Surpresos, eles olharam para Meng Qi e os auxiliares, sem esperar que também pudessem estudar no salão de ensinamentos.

Xuan En bateu no peixe de madeira, silenciando todos, e então falou: “Nos próximos três anos, desde que não violem as regras do templo, poderão vir aqui diariamente aprender a ler e escrever. Além da escrita comum, devem estudar sânscrito para ler os sutras antigos.”

Ele fez uma pausa: “Mas antes de ensinar as letras, preciso guiá-los no caminho marcial.”

Ao ouvir isso, Meng Qi se animou, endireitou as costas; era possível que até os auxiliares fossem instruídos?

Zhen De e os demais noviços ficaram espantados: qual era a diferença entre o salão de auxiliares e o de monges guerreiros?

“Não importa se é meditação taoísta ou uma técnica secular, o primeiro passo do caminho marcial é semelhante: abrir os canais de energia, fortalecer corpo e espírito.” Xuan En ignorou as dúvidas de Zhen De e continuou.

Meng Qi escutava com atenção, temendo perder qualquer palavra.

“Esse passo, no taoísmo, chama-se ‘Cem Dias de Fundação’: em cem dias, os canais de energia se abrem naturalmente. Nosso caminho budista denomina ‘Cultivo em Meditação’: apenas com mente tranquila, sem dispersão ou pressa, o qi surge, preenche os pontos de energia e abre os canais. No mundo secular, chamam ‘Abertura dos Canais’.”

Xuan En explicou os pontos do “Cultivo em Meditação” (Cem Dias de Fundação): “O corpo possui trezentos e sessenta e cinco pontos principais; cada vez que se cultiva uma porção de qi verdadeiro, ela deve preencher um ponto. Cada ponto requer nove porções para estar completo…”

“Em cada meditação de quinze minutos, só se pode cultivar uma porção de qi; então, dependendo do tempo diário de prática, leva cem dias até um ano para concluir essa etapa.”

“Durante a meditação, os sentidos se purificam, sem pensamentos ou ansiedade; após um quarto de hora, surge o qi verdadeiro. Metade sobe pela coluna até o topo da cabeça, descendo ao palato para formar o ‘Néctar Dourado’; a outra metade sobe pela frente, chega ao palato inferior, formando o ‘Elixir de Jade’.”

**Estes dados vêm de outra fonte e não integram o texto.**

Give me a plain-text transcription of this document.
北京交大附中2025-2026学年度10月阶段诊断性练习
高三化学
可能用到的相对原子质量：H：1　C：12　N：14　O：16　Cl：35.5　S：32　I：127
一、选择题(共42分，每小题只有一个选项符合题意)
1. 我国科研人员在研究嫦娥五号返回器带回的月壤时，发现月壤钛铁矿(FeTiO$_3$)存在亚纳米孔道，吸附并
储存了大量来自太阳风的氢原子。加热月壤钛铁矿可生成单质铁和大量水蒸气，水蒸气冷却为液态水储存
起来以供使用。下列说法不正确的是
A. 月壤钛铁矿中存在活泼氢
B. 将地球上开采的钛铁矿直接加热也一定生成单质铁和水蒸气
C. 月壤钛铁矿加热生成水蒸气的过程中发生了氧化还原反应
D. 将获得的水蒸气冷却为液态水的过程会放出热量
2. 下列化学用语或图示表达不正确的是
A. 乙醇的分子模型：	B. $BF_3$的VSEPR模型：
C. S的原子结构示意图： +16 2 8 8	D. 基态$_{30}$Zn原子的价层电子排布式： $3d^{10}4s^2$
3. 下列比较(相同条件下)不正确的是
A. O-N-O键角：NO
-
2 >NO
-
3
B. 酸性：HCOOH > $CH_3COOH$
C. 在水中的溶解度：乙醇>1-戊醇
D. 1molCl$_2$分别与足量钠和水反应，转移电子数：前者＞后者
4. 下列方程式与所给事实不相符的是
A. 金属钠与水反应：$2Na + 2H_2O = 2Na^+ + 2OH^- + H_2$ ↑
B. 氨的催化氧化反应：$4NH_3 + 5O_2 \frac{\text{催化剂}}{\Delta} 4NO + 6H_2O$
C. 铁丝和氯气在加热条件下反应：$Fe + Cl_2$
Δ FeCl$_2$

“Quando ‘Néctar Dourado e Elixir de Jade’ se encontram, produzem uma saliva clara e doce, chamada ‘Amrita’ em nosso caminho budista. Após engolir a amrita, ela preenche o ponto correspondente…”

Xuan En repetiu os pontos várias vezes: “Quando o ‘Cultivo em Meditação’ se completa, corpo, energia e espírito se fortalecem, os canais se abrem, permitindo avançar ao próximo passo, ‘Meditação de Cultivo de Qi’, chamado também de ‘Nutrição do Feto Sagrado’.”

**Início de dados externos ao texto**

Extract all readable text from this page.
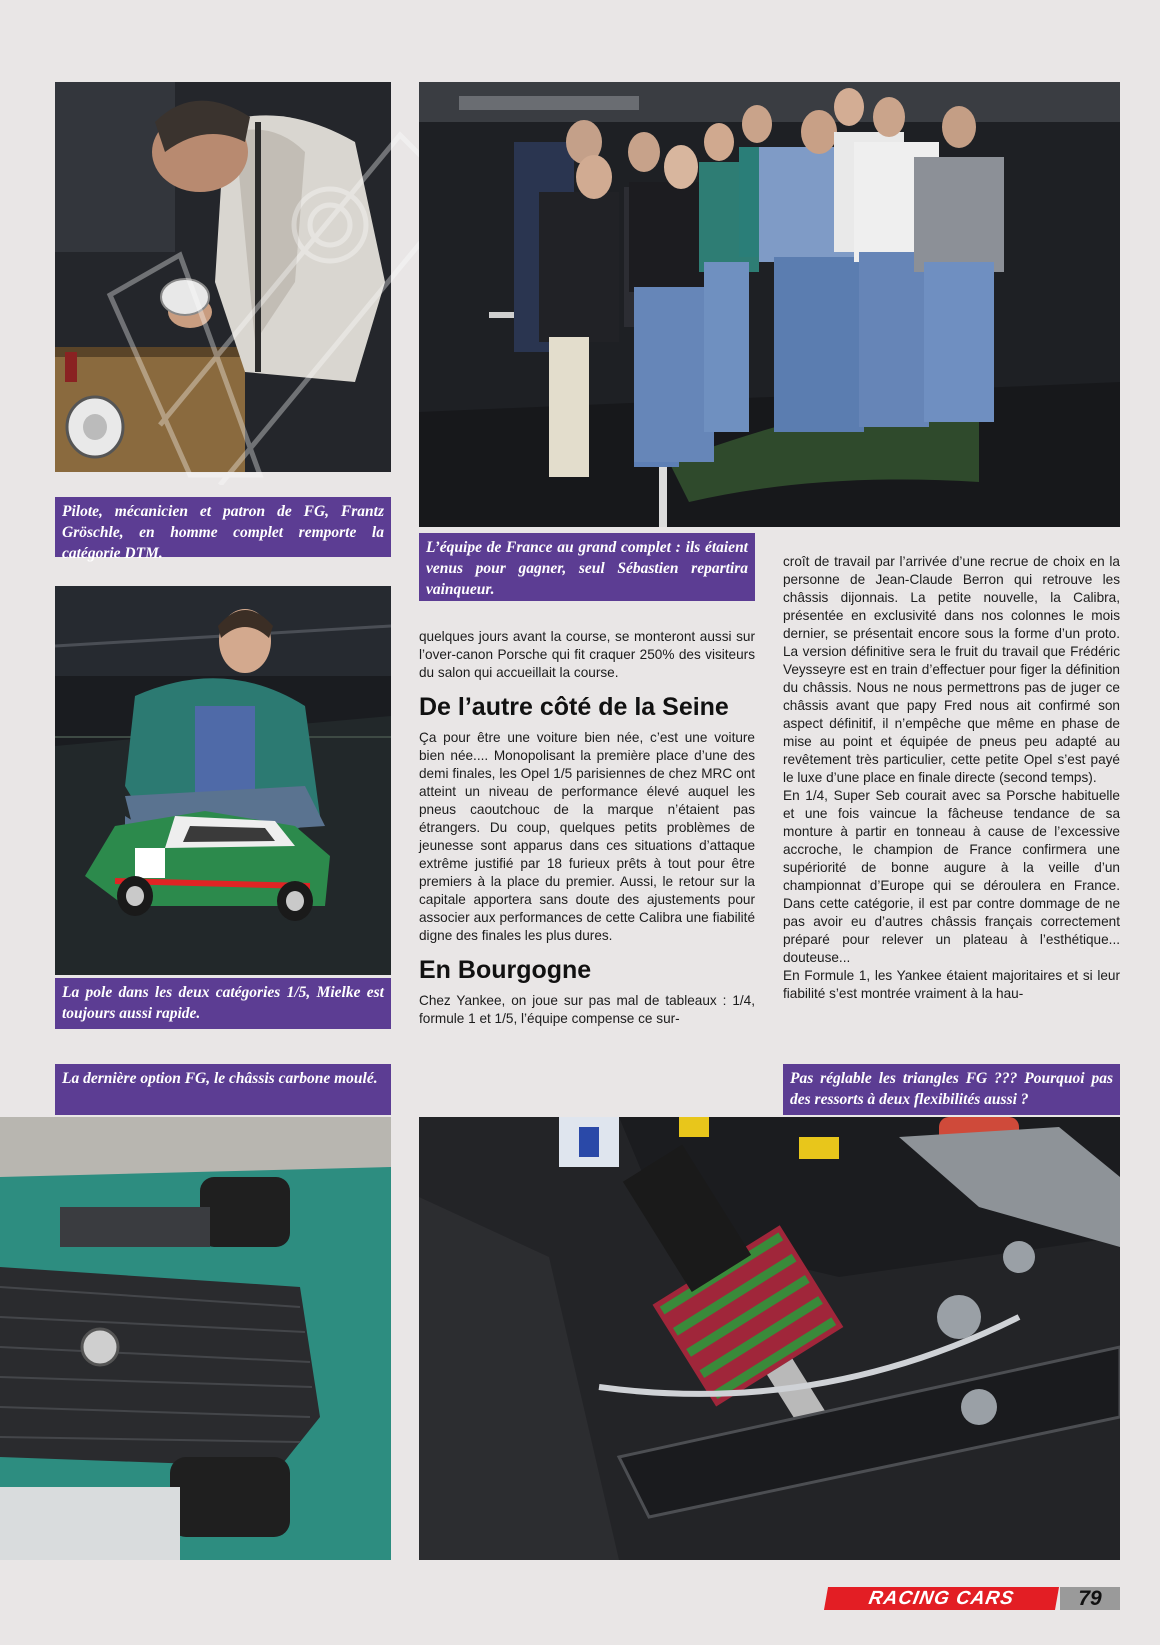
Pilote, mécanicien et patron de FG, Frantz Gröschle, en homme complet remporte la catégorie DTM.	L’équipe de France au grand complet : ils étaient venus pour gagner, seul Sébastien repartira vainqueur.
La pole dans les deux catégories 1/5, Mielke est toujours aussi rapide.

quelques jours avant la course, se monteront aussi sur l’over-canon Porsche qui fit craquer 250% des visiteurs du salon qui accueillait la course.

De l’autre côté de la Seine

Ça pour être une voiture bien née, c’est une voiture bien née.... Monopolisant la première place d’une des demi finales, les Opel 1/5 parisiennes de chez MRC ont atteint un niveau de performance élevé auquel les pneus caoutchouc de la marque n’étaient pas étrangers. Du coup, quelques petits problèmes de jeunesse sont apparus dans ces situations d’attaque extrême justifié par 18 furieux prêts à tout pour être premiers à la place du premier. Aussi, le retour sur la capitale apportera sans doute des ajustements pour associer aux performances de cette Calibra une fiabilité digne des finales les plus dures.

En Bourgogne

Chez Yankee, on joue sur pas mal de tableaux : 1/4, formule 1 et 1/5, l’équipe compense ce sur-

La dernière option FG, le châssis carbone moulé.

croît de travail par l’arrivée d’une recrue de choix en la personne de Jean-Claude Berron qui retrouve les châssis dijonnais. La petite nouvelle, la Calibra, présentée en exclusivité dans nos colonnes le mois dernier, se présentait encore sous la forme d’un proto. La version définitive sera le fruit du travail que Frédéric Veysseyre est en train d’effectuer pour figer la définition du châssis. Nous ne nous permettrons pas de juger ce châssis avant que papy Fred nous ait confirmé son aspect définitif, il n’empêche que même en phase de mise au point et équipée de pneus peu adapté au revêtement très particulier, cette petite Opel s’est payé le luxe d’une place en finale directe (second temps).

En 1/4, Super Seb courait avec sa Porsche habituelle et une fois vaincue la fâcheuse tendance de sa monture à partir en tonneau à cause de l’excessive accroche, le champion de France confirmera une supériorité de bonne augure à la veille d’un championnat d’Europe qui se déroulera en France. Dans cette catégorie, il est par contre dommage de ne pas avoir eu d’autres châssis français correctement préparé pour relever un plateau à l’esthétique... douteuse...

En Formule 1, les Yankee étaient majoritaires et si leur fiabilité s’est montrée vraiment à la hau-

Pas réglable les triangles FG ??? Pourquoi pas des ressorts à deux flexibilités aussi ?
RACING CARS	79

Então, pediu que todos tentassem entrar em meditação.

Não era uma meditação profunda, apenas exigia tranquilidade, algo relativamente fácil para crianças de mente simples.

Mas Meng Qi, adulto, cheio de pensamentos, não conseguia acalmar a mente, ficando cada vez mais ansioso; e quanto mais ansioso, menos conseguia meditar.

Já suando, de repente sentiu uma frescura no peito, clareando a mente.

“Aquela pequena estátua de jade?” Meng Qi se alegrou, sem pensar muito, acalmou o espírito e entrou em meditação.